Le permis à points inspiré du model français, permettra de retirer au conducteur un point à chaque infraction, sachant que le titulaire d’un permis de conduire obtenu il y a plus de deux ans, est crédité d’un capital initial de 16 points, et 8 points pour les personnes ayant un permis probatoire.
“A l’épuisement de tous les points, l’intéressé sera suspendu et sera interdit de passer son examen pour l’obtention du permis de conduire pendant un délai de six mois. Après six mois, il passera à nouveau l’examen pour l’obtention du permis de conduire. Cette mesure est également assujettie aux examens médicaux qu’il doit subir au préalable», a affirmé jeudi dernier, le commissaire divisionnaire de police au niveau de la DGSN, M. Aïssa Naïli.
« Il y a quatre catégories d’infractions plus les délits plus graves. On pourrait même aller jusqu’au retrait de trois ou quatre points par infraction et un ou deux points pour les petites infractions »-a-t-il noté avant d’ajouter que « les infractions qui mènent vers un retrait de quatre ans concernent notamment la conduite en état d’ivresse ayant occasionné des blessés ou des morts ».
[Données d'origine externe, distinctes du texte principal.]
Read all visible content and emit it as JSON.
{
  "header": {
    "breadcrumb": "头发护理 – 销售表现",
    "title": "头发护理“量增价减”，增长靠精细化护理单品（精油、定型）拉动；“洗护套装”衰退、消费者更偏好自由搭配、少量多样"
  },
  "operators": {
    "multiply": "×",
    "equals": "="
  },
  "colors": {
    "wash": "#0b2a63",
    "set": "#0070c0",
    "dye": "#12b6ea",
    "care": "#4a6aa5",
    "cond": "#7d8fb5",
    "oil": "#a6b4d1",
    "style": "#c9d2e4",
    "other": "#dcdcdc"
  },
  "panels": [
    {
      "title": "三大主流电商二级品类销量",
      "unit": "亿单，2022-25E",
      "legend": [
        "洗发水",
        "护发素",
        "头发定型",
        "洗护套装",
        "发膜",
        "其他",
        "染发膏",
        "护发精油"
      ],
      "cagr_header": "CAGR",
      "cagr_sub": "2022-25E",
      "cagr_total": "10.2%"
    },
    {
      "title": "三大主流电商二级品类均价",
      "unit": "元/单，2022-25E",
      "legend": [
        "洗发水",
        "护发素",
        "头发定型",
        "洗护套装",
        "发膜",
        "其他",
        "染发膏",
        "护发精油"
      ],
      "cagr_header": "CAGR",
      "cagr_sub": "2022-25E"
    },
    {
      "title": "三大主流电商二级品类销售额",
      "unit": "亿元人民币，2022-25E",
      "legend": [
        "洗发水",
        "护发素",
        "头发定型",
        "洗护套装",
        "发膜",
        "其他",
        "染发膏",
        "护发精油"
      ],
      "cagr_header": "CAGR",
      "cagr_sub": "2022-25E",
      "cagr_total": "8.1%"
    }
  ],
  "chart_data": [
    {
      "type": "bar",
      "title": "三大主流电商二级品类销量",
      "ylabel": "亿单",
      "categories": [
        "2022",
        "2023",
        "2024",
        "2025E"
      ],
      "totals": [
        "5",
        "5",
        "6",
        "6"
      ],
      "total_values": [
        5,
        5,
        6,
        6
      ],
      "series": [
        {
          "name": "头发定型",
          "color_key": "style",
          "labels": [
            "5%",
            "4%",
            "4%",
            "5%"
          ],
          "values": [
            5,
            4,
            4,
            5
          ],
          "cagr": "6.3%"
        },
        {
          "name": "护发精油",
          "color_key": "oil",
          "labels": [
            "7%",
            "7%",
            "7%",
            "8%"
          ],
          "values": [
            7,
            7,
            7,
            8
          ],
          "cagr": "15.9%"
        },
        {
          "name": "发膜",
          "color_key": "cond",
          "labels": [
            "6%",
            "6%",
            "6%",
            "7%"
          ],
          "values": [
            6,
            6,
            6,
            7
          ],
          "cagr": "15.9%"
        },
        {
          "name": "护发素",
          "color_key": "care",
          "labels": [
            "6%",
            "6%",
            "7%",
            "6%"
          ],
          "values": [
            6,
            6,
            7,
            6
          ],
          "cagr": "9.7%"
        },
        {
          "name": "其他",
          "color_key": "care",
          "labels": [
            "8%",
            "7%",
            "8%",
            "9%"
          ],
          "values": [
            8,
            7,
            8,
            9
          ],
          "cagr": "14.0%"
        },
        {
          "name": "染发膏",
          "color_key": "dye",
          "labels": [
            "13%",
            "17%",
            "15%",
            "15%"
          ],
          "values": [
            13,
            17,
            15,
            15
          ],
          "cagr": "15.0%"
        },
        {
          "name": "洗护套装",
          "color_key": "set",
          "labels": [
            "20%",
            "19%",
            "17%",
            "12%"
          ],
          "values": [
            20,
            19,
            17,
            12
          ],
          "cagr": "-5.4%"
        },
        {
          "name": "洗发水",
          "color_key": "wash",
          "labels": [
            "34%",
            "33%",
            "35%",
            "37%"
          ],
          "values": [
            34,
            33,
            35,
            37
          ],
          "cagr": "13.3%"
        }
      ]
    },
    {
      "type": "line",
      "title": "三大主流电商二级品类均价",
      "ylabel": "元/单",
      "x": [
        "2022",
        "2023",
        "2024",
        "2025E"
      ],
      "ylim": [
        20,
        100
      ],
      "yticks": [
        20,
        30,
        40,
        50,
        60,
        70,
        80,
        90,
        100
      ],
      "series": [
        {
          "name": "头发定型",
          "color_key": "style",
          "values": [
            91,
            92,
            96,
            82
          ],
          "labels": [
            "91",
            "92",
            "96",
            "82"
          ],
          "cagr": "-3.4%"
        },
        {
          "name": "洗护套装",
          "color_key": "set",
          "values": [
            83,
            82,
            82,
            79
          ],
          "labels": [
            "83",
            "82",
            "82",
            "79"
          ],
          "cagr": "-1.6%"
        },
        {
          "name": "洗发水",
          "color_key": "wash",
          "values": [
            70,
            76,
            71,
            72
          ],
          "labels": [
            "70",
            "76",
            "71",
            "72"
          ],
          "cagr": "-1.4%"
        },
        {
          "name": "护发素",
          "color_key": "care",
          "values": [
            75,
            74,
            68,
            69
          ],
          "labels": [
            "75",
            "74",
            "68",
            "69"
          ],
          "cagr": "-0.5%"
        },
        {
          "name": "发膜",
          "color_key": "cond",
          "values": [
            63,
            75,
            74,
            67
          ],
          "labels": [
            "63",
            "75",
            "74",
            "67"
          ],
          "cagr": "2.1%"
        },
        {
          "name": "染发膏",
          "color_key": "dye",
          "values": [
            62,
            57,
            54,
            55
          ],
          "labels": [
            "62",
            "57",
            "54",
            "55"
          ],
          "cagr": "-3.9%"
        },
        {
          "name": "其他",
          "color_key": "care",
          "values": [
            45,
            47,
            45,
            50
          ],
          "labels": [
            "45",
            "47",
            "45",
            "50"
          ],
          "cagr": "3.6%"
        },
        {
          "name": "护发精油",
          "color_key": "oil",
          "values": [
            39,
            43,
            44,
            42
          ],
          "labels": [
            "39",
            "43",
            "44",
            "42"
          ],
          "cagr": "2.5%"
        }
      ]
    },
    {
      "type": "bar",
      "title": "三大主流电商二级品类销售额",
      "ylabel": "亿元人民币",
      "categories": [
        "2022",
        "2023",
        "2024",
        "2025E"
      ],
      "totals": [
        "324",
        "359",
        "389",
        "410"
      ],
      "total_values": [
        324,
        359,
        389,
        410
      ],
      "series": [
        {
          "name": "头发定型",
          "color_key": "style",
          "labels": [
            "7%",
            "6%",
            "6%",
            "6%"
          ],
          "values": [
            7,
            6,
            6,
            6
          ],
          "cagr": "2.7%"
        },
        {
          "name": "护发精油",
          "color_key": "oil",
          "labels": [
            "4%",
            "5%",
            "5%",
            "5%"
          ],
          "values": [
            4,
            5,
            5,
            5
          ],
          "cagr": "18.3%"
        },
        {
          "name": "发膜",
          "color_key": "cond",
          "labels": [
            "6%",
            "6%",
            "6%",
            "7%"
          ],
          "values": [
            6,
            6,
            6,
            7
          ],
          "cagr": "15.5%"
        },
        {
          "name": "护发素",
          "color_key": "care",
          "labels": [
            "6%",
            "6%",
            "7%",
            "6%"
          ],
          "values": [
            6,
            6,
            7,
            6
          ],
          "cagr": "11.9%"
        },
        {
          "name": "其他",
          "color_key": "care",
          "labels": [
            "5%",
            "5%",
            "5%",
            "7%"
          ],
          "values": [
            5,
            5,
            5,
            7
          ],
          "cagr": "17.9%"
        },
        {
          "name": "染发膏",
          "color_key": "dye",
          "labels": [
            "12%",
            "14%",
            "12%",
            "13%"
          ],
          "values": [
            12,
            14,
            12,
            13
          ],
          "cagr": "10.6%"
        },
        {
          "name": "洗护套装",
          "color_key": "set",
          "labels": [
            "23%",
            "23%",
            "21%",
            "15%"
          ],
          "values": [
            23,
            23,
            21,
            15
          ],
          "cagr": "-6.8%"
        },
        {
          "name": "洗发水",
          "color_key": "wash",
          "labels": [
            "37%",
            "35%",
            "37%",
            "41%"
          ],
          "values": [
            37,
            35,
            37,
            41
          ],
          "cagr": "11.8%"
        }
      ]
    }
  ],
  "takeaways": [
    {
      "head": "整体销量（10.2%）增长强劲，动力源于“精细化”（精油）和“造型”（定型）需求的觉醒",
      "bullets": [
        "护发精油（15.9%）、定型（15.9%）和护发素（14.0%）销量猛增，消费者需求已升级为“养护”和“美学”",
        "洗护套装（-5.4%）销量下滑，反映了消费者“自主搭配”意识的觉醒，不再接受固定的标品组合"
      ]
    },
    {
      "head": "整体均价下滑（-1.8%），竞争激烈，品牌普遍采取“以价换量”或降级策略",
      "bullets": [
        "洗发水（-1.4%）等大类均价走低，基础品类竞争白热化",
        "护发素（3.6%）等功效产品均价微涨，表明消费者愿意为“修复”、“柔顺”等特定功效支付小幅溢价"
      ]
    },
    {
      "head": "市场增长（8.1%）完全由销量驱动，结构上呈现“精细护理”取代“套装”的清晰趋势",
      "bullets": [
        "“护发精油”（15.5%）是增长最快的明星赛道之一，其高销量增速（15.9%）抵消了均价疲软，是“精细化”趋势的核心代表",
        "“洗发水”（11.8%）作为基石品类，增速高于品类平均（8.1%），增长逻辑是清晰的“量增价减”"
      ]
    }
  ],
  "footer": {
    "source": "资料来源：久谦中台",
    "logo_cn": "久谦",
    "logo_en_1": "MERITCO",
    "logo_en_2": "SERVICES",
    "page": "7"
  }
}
Tout en indiquant que le projet du permis à points est actuellement au niveau du gouvernement, M. Aïssa Naïli a expliqué que « le barème sera arrêté après l’adoption du projet soumis par le ministère des Transports».
Celui-ci qui intervenait sur les ondes de la chaîne III de la Radio nationale, a fait savoir que « cette nouvelle disposition est inspirée du modèle français, même si le nombre de points diffère (12 en France) à cause de l’environnement », précisant que « ce permis est un outil administratif qui responsabilise le conducteur et lui donne l’occasion de gérer son capital de permis à points ».
Le commissaire divisionnaire de police au niveau de la DGSN a relevé dans ce sens, l’existence de mesures pour récupérer ses points dans le cas où il aurait été procédé au retrait du permis. Il s’agit, entre autres, pour les conducteurs n’ayant pas utilisé tous leurs points de prendre part à un stage de sensibilisation dans une école spécialisée. Sur un autre registre, M. Naïli a annoncé qu’« une centaine de radars vont être mis à la disposition des unités opérationnelles, dans les jours à venir », indiquant que « les services de sécurité sont en train d’aider les autorités locales pour la mise en place d’un centre de régulation de la sécurité routière ». « C’est un moyen pour réguler, notamment, dans les grands centres urbains, la fluidité de la circulation », dira-t-il.